Mais résumer la mère aux exploits du fils ne serait pas rendre justice aux accomplissements de cette pionnière qui a mené de nombreux combats ayant infléchi l’histoire du pays. Le film se concentre sur la première lutte de cette enseignante, au début des années 1950 : la fin de la taxation, par le roi traditionnel, des femmes du marché d’Abeokuta, une ville située à une centaine de kilomètres au nord de Lagos, la capitale économique et culturelle du pays.
Encore des frissons
«À une époque où les médias sociaux n’existaient pas, elle a rassemblé plus de 10 000 femmes de différents endroits de l’ouest du Nigeria pour assiéger le palais du roi», explique Bolanle Austen-Peters.

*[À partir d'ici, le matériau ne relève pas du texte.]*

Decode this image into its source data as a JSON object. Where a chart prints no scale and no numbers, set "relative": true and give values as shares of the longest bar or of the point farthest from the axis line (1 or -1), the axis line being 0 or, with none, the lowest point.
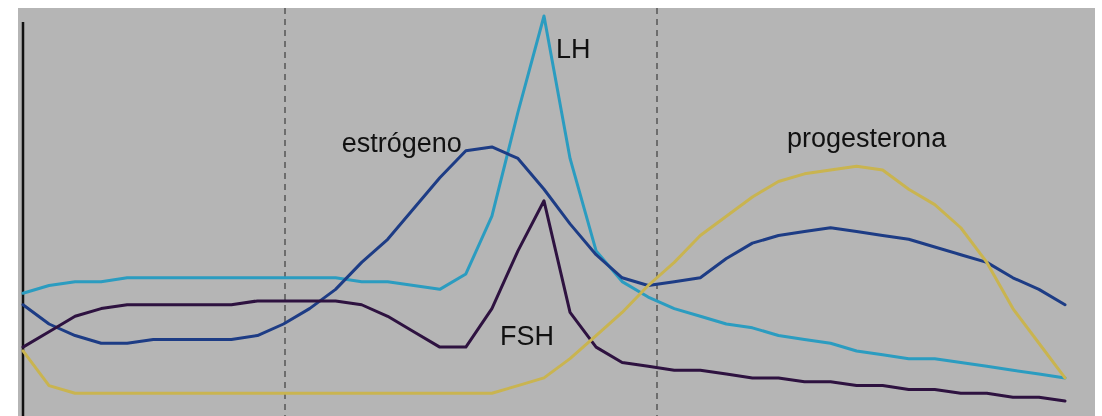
{
  "chart_data": {
    "type": "line",
    "relative": true,
    "line_style": "solid",
    "categories": [
      null,
      null,
      null,
      null,
      null,
      null,
      null,
      null,
      null,
      null,
      null,
      null,
      null,
      null,
      null,
      null,
      null,
      null,
      null,
      null,
      null,
      null,
      null,
      null,
      null,
      null,
      null,
      null,
      null,
      null,
      null,
      null,
      null,
      null,
      null,
      null,
      null,
      null,
      null,
      null,
      null
    ],
    "series": [
      {
        "name": "LH",
        "color": "#2b9cc0",
        "values": [
          0.28,
          0.3,
          0.31,
          0.31,
          0.32,
          0.32,
          0.32,
          0.32,
          0.32,
          0.32,
          0.32,
          0.32,
          0.32,
          0.31,
          0.31,
          0.3,
          0.29,
          0.33,
          0.48,
          0.75,
          1,
          0.63,
          0.39,
          0.31,
          0.27,
          0.24,
          0.22,
          0.2,
          0.19,
          0.17,
          0.16,
          0.15,
          0.13,
          0.12,
          0.11,
          0.11,
          0.1,
          0.09,
          0.08,
          0.07,
          0.06
        ]
      },
      {
        "name": "estrógeno",
        "color": "#1d3c85",
        "values": [
          0.25,
          0.2,
          0.17,
          0.15,
          0.15,
          0.16,
          0.16,
          0.16,
          0.16,
          0.17,
          0.2,
          0.24,
          0.29,
          0.36,
          0.42,
          0.5,
          0.58,
          0.65,
          0.66,
          0.63,
          0.55,
          0.46,
          0.38,
          0.32,
          0.3,
          0.31,
          0.32,
          0.37,
          0.41,
          0.43,
          0.44,
          0.45,
          0.44,
          0.43,
          0.42,
          0.4,
          0.38,
          0.36,
          0.32,
          0.29,
          0.25
        ]
      },
      {
        "name": "FSH",
        "color": "#2e1240",
        "values": [
          0.14,
          0.18,
          0.22,
          0.24,
          0.25,
          0.25,
          0.25,
          0.25,
          0.25,
          0.26,
          0.26,
          0.26,
          0.26,
          0.25,
          0.22,
          0.18,
          0.14,
          0.14,
          0.24,
          0.39,
          0.52,
          0.23,
          0.14,
          0.1,
          0.09,
          0.08,
          0.08,
          0.07,
          0.06,
          0.06,
          0.05,
          0.05,
          0.04,
          0.04,
          0.03,
          0.03,
          0.02,
          0.02,
          0.01,
          0.01,
          0
        ]
      },
      {
        "name": "progesterona",
        "color": "#c9b450",
        "values": [
          0.13,
          0.04,
          0.02,
          0.02,
          0.02,
          0.02,
          0.02,
          0.02,
          0.02,
          0.02,
          0.02,
          0.02,
          0.02,
          0.02,
          0.02,
          0.02,
          0.02,
          0.02,
          0.02,
          0.04,
          0.06,
          0.11,
          0.17,
          0.23,
          0.3,
          0.36,
          0.43,
          0.48,
          0.53,
          0.57,
          0.59,
          0.6,
          0.61,
          0.6,
          0.55,
          0.51,
          0.45,
          0.36,
          0.24,
          0.15,
          0.06
        ]
      }
    ]
  }
}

«Elle s’est dressée contre les autorités traditionnelles, qui étaient extrêmement puissantes, mais aussi contre le gouvernement colonial», ajoute avec admiration la réalisatrice et productrice. Les taxes ponctionnées aux marchandes d’Abeokuta servaient à enrichir le roi traditionnel mais aussi à renflouer les caisses de l’occupant britannique, vidées pendant la Seconde Guerre mondiale.
Dans une société où les classes sociales étaient irrémédiablement étanches, Funmilayo Ransome-Kuti a réussi à mobiliser «aristocrates et analphabètes» en «une seule et même famille», l’Union des femmes d’Abeokuta.

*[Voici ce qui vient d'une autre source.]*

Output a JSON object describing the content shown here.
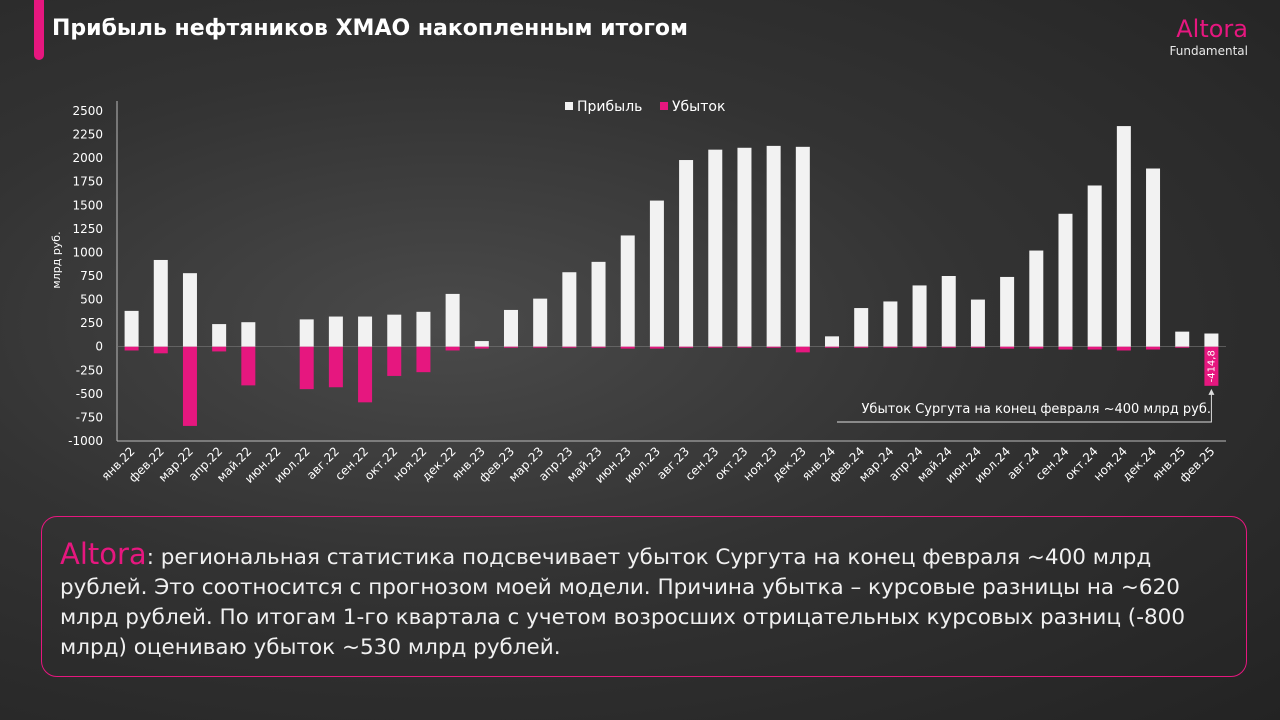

Le tournage de la scène où 600 actrices et figurantes assaillent sous un soleil de plomb le palais du roi pour «prendre le pouvoir avec (leurs) vagins» donne encore des frissons à Bolanle Austen-Peters, qui «a pleuré pour la première fois sur un plateau».
Le film s’achève en 1955, date du décès de son époux et indéfectible soutien, le pasteur Israel Ransome-Kuti, et fait l’impasse sur les autres combats de la «lionne de Lisabi» : le droit de vote pour les femmes, l’indépendance du pays, finalement gagnée en 1960, et l’éducation des classes défavorisées.
Figure incontournable
Non sans s’attirer régulièrement les foudres du gouvernement nigérian et de ses alliés de l’ouest pour ses contacts avec la Chine et l’URSS en pleine guerre froide. Le parcours de cette féministe et anticolonialiste «nous inspire à vouloir changer le monde et à contribuer à la société», défend Bolanle Austen-Peters, pas sûre elle-même de se définir comme «féministe» mais «prête à se battre si on (la) discrédite à cause de son genre».
C’est l’objectif que cette ancienne avocate s’est fixé il y a vingt ans, lorsqu’elle a créé Terra Kulture, un lieu culturel à Lagos où elle a commencé à montrer ses premières comédies musicales, un genre alors sous-exploité au Nigeria, dont certaines, comme Wakaa et Saro, ont été jouées à Londres.
Elle s’est ensuite lancée dans la production et la réalisation de films, notamment avec le long métrage 93 Days (2016), sur l’épidémie d’Ebola, ajoutant sa touche au monstre «nollywoodien», le Nigeria étant la deuxième industrie cinématographique au monde en termes de quantité de films produits, juste derrière l’Inde.
Aujourd’hui, Terra Kulture est aussi un lieu de formation pour de jeunes aspirants professionnels du spectacle, mais «on peut encore faire mieux en termes d’impact», notamment «pour les prochaines générations», confie Bolanle Austen-Peters, 55 ans et désormais figure incontournable de l’industrie nigériane du divertissement, qui compte à son actif plusieurs coproductions Netflix.
Le dernier film de Bolanle Austen-Peters, simplement titré Funmilayo Ransome-Kuti, a déjà été adoubé : il a remporté les prix du meilleur scénario et meilleur long métrage au festival international du Film d’Afrique, ainsi que celui du meilleur scénario aux Africa Magic Viewers’ Choice Awards.